Las esposas de los jerarcas, a excepción de Pilar -María Fernanda, Carlota y doña Cecilia- contemplaron el paso de la procesión desde el balcón de la Voz de Alerta. María Fernanda y Carlota estaban eufóricas porque veían a don Juan ocupando el trono antes de terminar el año; doña Cecilia no comprendía por qué, siendo Semana Santa, aquellas dos mujeres irradiaban satisfacción. Ella, desde que se casó, sólo había faltado a misa siete días, que fue lo que le duró un leve ataque gripal. "De qué os reís, si puede saberse?". "De ese hombre que va detrás de los de los caballos con una escoba y una pala". "Pues vaya. Él pobre… Ahí os querría yo ver".

Antes de que finalizara la procesión estalló un pequeño artefacto frente al palacio episcopal. No causó más que ligeros daños en la fachada y en la puerta. Pero conmocionó a toda la ciudad. En seguida empezaron las especulaciones y la Andaluza y sus pupilas, que habían esperado en el templo ocupando las últimas filas, huyeron hacia su casa de lenocinio. Se especuló sobre los maquis, en quienes, de un tiempo a esta parte, recaían todos los desaguisados. Los tres ex divisionarios especularon sobre el librero Jaime, cuyas heridas habían ya cicatrizado. Charo sospechó de Alfonso Reyes, que entendía de explosivos y que muy bien pudo hacerse el hipócrita… Todas las pesquisas, incluidas las de la brigadilla Diéguez, resultaron negativas.
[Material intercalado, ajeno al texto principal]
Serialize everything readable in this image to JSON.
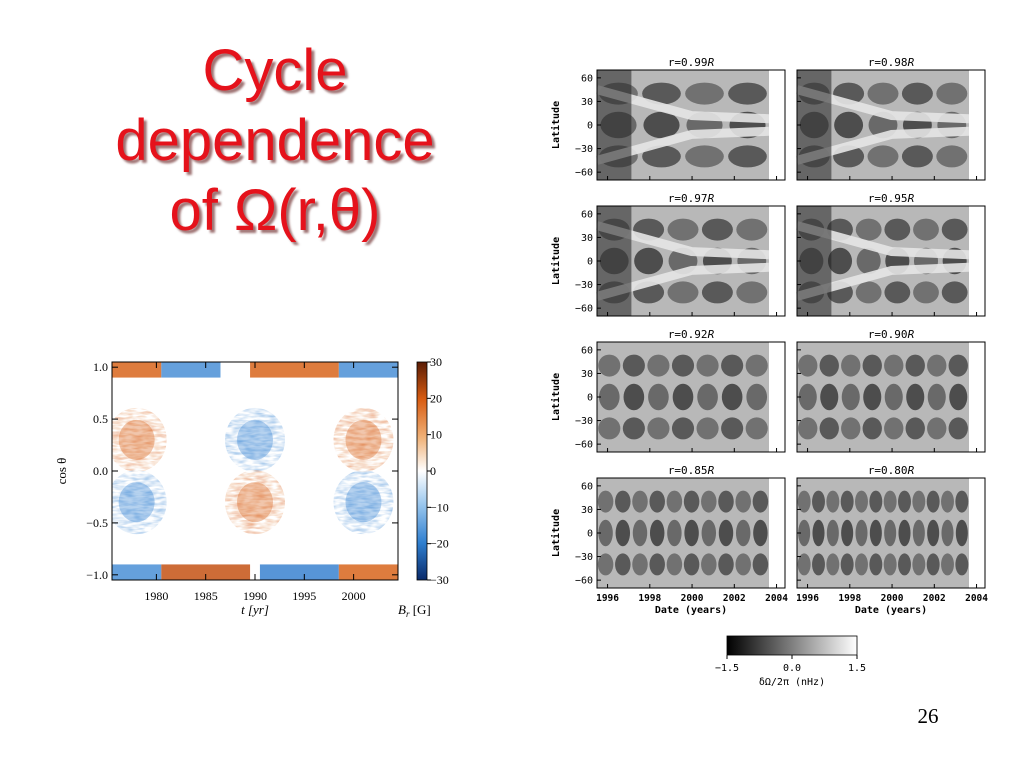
{
  "slide": {
    "title_lines": [
      "Cycle",
      "dependence",
      "of Ω(r,θ)"
    ],
    "page_number": "26"
  },
  "chart_data": [
    {
      "type": "heatmap",
      "title": "",
      "xlabel": "t [yr]",
      "ylabel": "cos θ",
      "x_ticks": [
        "1980",
        "1985",
        "1990",
        "1995",
        "2000"
      ],
      "x_tick_values": [
        1980,
        1985,
        1990,
        1995,
        2000
      ],
      "xlim": [
        1975.5,
        2004.5
      ],
      "y_ticks": [
        "1.0",
        "0.5",
        "0.0",
        "−0.5",
        "−1.0"
      ],
      "y_tick_values": [
        1.0,
        0.5,
        0.0,
        -0.5,
        -1.0
      ],
      "ylim": [
        -1.05,
        1.05
      ],
      "colorbar": {
        "label": "B_r [G]",
        "label_main": "B",
        "label_sub": "r",
        "label_unit": " [G]",
        "ticks": [
          "30",
          "20",
          "10",
          "0",
          "−10",
          "−20",
          "−30"
        ],
        "tick_values": [
          30,
          20,
          10,
          0,
          -10,
          -20,
          -30
        ],
        "range": [
          -30,
          30
        ],
        "colormap": [
          "#0a2a6a",
          "#2f7fd0",
          "#9cc8ee",
          "#ffffff",
          "#f0b37a",
          "#d85c12",
          "#5a1c05"
        ]
      },
      "features": [
        {
          "t": 1978,
          "cos_theta": 0.3,
          "polarity": "positive"
        },
        {
          "t": 1978,
          "cos_theta": -0.3,
          "polarity": "negative"
        },
        {
          "t": 1990,
          "cos_theta": 0.3,
          "polarity": "negative"
        },
        {
          "t": 1990,
          "cos_theta": -0.3,
          "polarity": "positive"
        },
        {
          "t": 2001,
          "cos_theta": 0.3,
          "polarity": "positive"
        },
        {
          "t": 2001,
          "cos_theta": -0.3,
          "polarity": "negative"
        }
      ]
    },
    {
      "type": "heatmap",
      "grid": "4x2",
      "xlabel": "Date (years)",
      "ylabel": "Latitude",
      "x_ticks": [
        "1996",
        "1998",
        "2000",
        "2002",
        "2004"
      ],
      "x_tick_values": [
        1996,
        1998,
        2000,
        2002,
        2004
      ],
      "xlim": [
        1995.5,
        2004.4
      ],
      "y_ticks": [
        "60",
        "30",
        "0",
        "−30",
        "−60"
      ],
      "y_tick_values": [
        60,
        30,
        0,
        -30,
        -60
      ],
      "ylim": [
        -70,
        70
      ],
      "panels": [
        {
          "label": "r=0.99",
          "unit": "R",
          "depth_r": 0.99
        },
        {
          "label": "r=0.98",
          "unit": "R",
          "depth_r": 0.98
        },
        {
          "label": "r=0.97",
          "unit": "R",
          "depth_r": 0.97
        },
        {
          "label": "r=0.95",
          "unit": "R",
          "depth_r": 0.95
        },
        {
          "label": "r=0.92",
          "unit": "R",
          "depth_r": 0.92
        },
        {
          "label": "r=0.90",
          "unit": "R",
          "depth_r": 0.9
        },
        {
          "label": "r=0.85",
          "unit": "R",
          "depth_r": 0.85
        },
        {
          "label": "r=0.80",
          "unit": "R",
          "depth_r": 0.8
        }
      ],
      "colorbar": {
        "label": "δΩ/2π (nHz)",
        "ticks": [
          "−1.5",
          "0.0",
          "1.5"
        ],
        "tick_values": [
          -1.5,
          0.0,
          1.5
        ],
        "range": [
          -1.5,
          1.5
        ],
        "colormap": [
          "#000000",
          "#ffffff"
        ]
      }
    }
  ]
}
Sin embargo, aquel artefacto adquirió caracteres simbólicos. "El año pasado esto era inimaginable". "El reloj empieza a señalar la medianoche". "A saber adonde iremos a parar".

Al doctor Gregorio Lascasas le temblaban un poco las manos. Él se acariciaba el pectoral, pero le temblaban un poco las manos. Por primera vez se sintió solo en la inmensidad del palacio episcopal y recordó que, en cierta ocasión, el padre Forteza le sugirió transformar aquello en un museo. Él no prestaba oídos a chaqueteos de ese tenor; pero en las habitaciones retumbaban sus propios pasos y por primera vez se dio cuenta de lo que significaba que las monjas, ante él, esbozaran una genuflexión. " La Iglesia triunfante…" Qué decía el Papa? El Papa pedía rogativas por la paz. Pero, en España, la paz acaso supusiera más artefactos, esta vez en el interior del palacio y en su propia alcoba.
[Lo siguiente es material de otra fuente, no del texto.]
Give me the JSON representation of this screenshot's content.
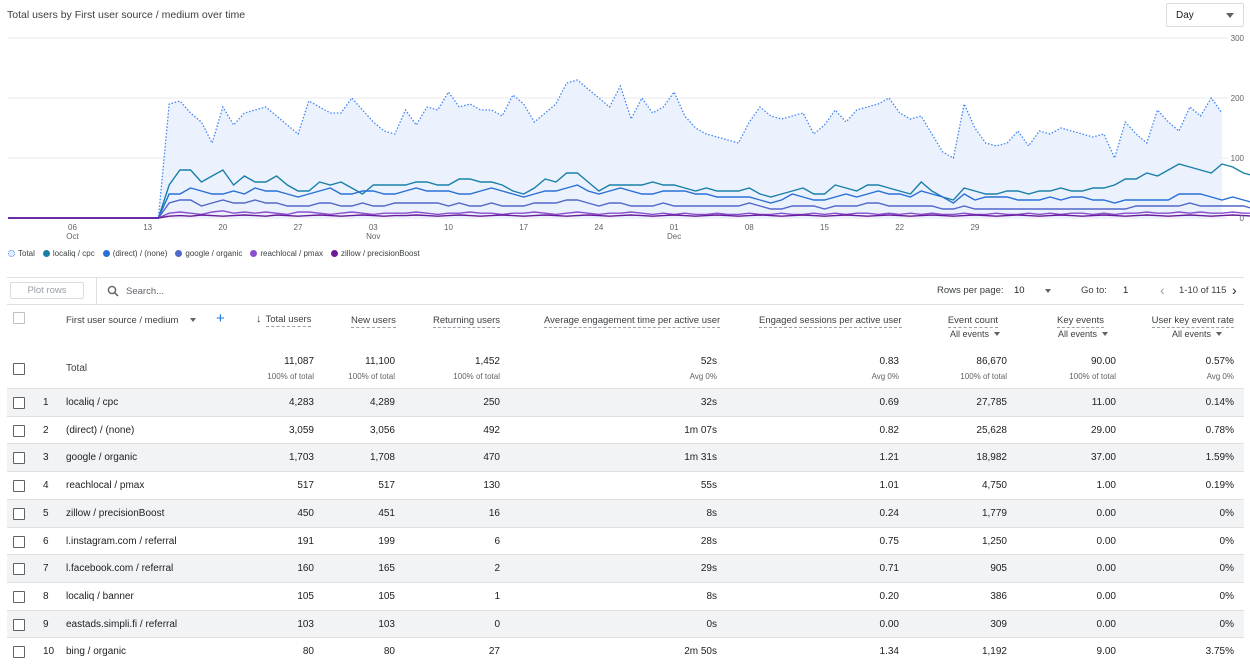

El desfallecimiento le duró unos pocos minutos. Mosén Iguacen hizo como que no se daba cuenta y el monseñor se dirigió al salón presidido por el obispo que le precedió y que murió mártir en los comienzos de la guerra civil. Aquello le infundió ánimo. "Si tú moriste mártir, también puedo hacerlo yo. Pero, en este caso, que sea con dignidad". Y dio orden para que, el Domingo de Resurrección, repicaran todas las campanas de la ciudad. Y para que se colocara un ramo de flores en el lugar preciso donde estalló el artefacto. Y se acordó del bombardeo de la basílica del Pilar, una de cuyas bombas dejó en la acera una señal en forma de cruz.